The key during your Divorce is to be the best person you can be – take the high road. While it is hard to ignore your spouse’s behaviour, particularly if you consider it in bad faith, the only person you can control during this process is yourself. Asking for help from either your friends, family, or professionals does not mean you’re weak. In fact, it is the opposite as self-awareness will help you move to a divorce settlement and separation agreement that, if done correctly, can lay the groundwork for your future and start you on your new beginnings. Check out Conscious Uncoupling by Katherine Woodward Thomas to get some ideas of a positive way to move through.

Step 10: Hold your advisor accountable to achieve a amicable divorce and reduce cost and reduce conflict

When you hire a professional to help you through your Divorce and achieve your separation agreement and divorce settlement, demand accountability for every decision and action.

There is no excuse for your Divorce to become the battleground and feed anybody else’s financial pockets.
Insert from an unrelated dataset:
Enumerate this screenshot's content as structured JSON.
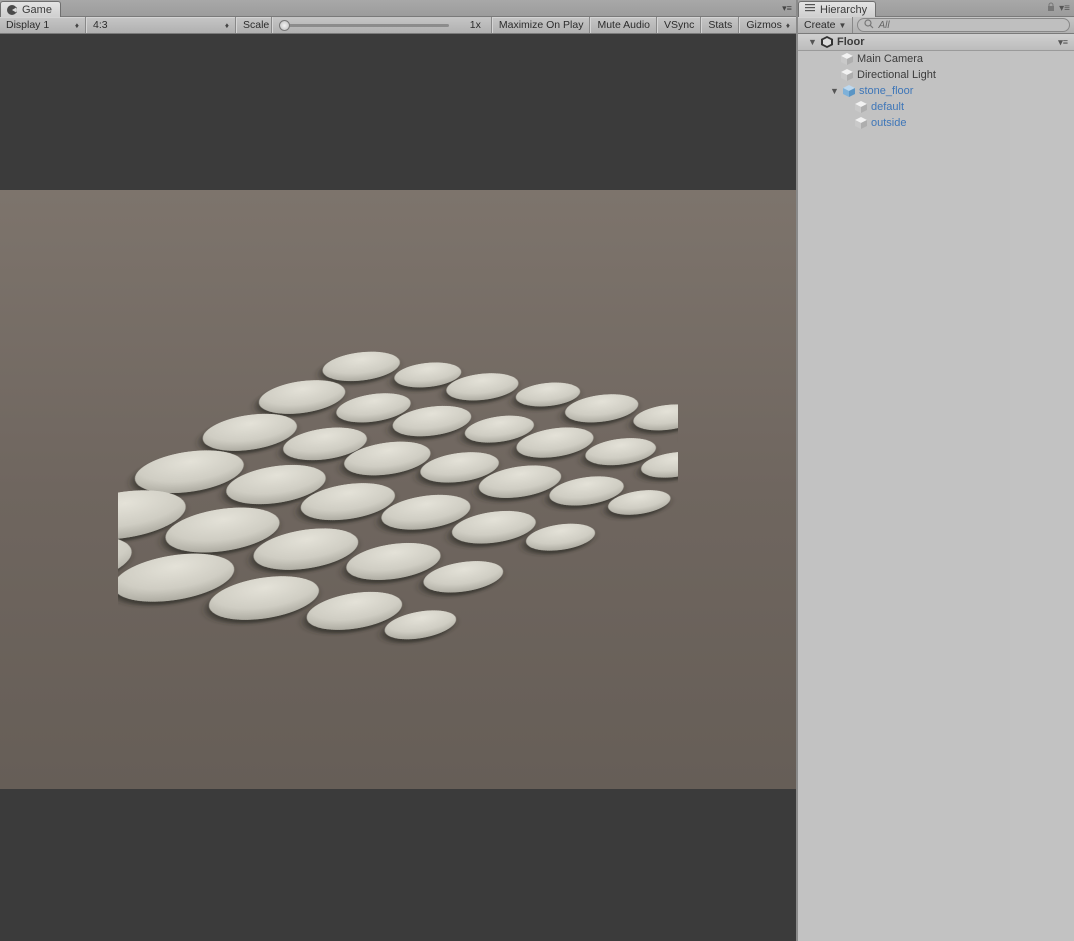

It is in the best interest of you and your family to stand your ground when something does not feel right or you were pushed in a direction that you know will call chaos. When any advisor gives you advice, take the time to ask probing questions to ensure it’s the direction you want to take.

Start focusing on your future.

The past is the past, and that is where it belongs.

Leave the past in the past. Please do not use the divorce process as a battleground but instead use it selfishly as a foundation for your positive new beginnings.

For a roadmap to create your new beginnings check out Divorce for Women – creating a great life active Divorce and or Divorce for men creating an extraordinary life after Divorce.

There is light at the end of the tunnel, and you can amicably move through your Divorce with your integrity and self-esteem left intact.